Rock-Climbing (Big Walling) Expedition ‘Purple Dragon’, California, USA – June / July 2006

Oxford University Officer Training Corps (TA representative on Joint Service Expedition)

Imagine a rock face towering over a thousand metres above you. The warm, golden granite slabs, cracks, corner and overhangs sends mixed messages to you far below. To the regular tourists riding the green dragon train on the valley loop road, these faces must seem almost impregnable. Many years ago, more adventurous spirits questioned these same thoughts. Within these pioneering rock climbers, the cliffs of El Capitan, Half Dome and other Big Walls in Yosemite Valley forged the inspiration and desire to climb them.

Nowadays there are hundreds of rock climbs that scale these amazing granite cliffs. Each year thousands of climbers flock from all over the world to taste adventure high up in this vertical world. Most of the routes are what climbers call ‘Aid Climbs’. This means the climbing is too hard to complete just by climbing the rock alone.

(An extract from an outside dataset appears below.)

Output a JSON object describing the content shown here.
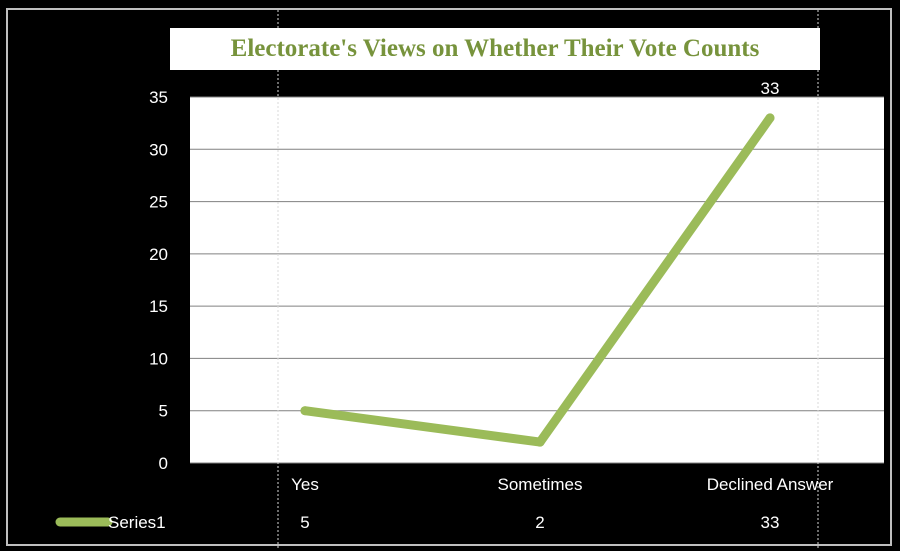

Therefore, the climber must place gear that will hold their bodyweight so that they may reach the next hold or gear placement.

Some of the original Aid Climbs on these cliffs have been climbed ‘free’ by very talented and dedicated climbers. As climbing standards improve, some routes that may take the average climber several days to climb, such as The Nose on El Capitan, have been climbed in less than three hours.

Against this backdrop, The Joint Services recently mounted an expedition to Yosemite Valley in order to increase the Big Walling experience in service personnel. I was fortunate to be selected as the only Territorial Army representative to take part. Thanks to the Ulysses Trust support I was able to take up the challenge.

Aid climbing can be a very lonely activity – especially when you are out on the sharp end of the rope about to weight your third or fourth body-weight-only placement behind creaky granite flakes which are none too stable – and facing the possibility of a 30 to 40 ft fall. Yet you are also completely dependent on the other members of your team. Reliant on them to do the right thing at the right time and above all to keep their heads in some very intimidating circumstances. All members of the expedition, both novice wall-rat and experienced, rose to the challenge in good spirits. We faced those internal fears, some well founded and some psychological, and in our own ways dealt with them and kept climbing. I know of few other activities that lay you so open to yourself and yet inspire you to rise beyond your limits.

Over the course of the three weeks, all members of the expedition completed at least one multi-day Big Wall route including a night slept on a portaledge! Together with Lt Col Scott Malina-Derbin, I climbed the Prow on Washington Column and, with Captain Mark Stevenson, Lost Arrow Direct. Both were Clean Aid routes with some free climbing and considerable challenging Aid. More importantly, I look forward to the opportunity to climb again with these brave and immensely likeable fellow adventurers.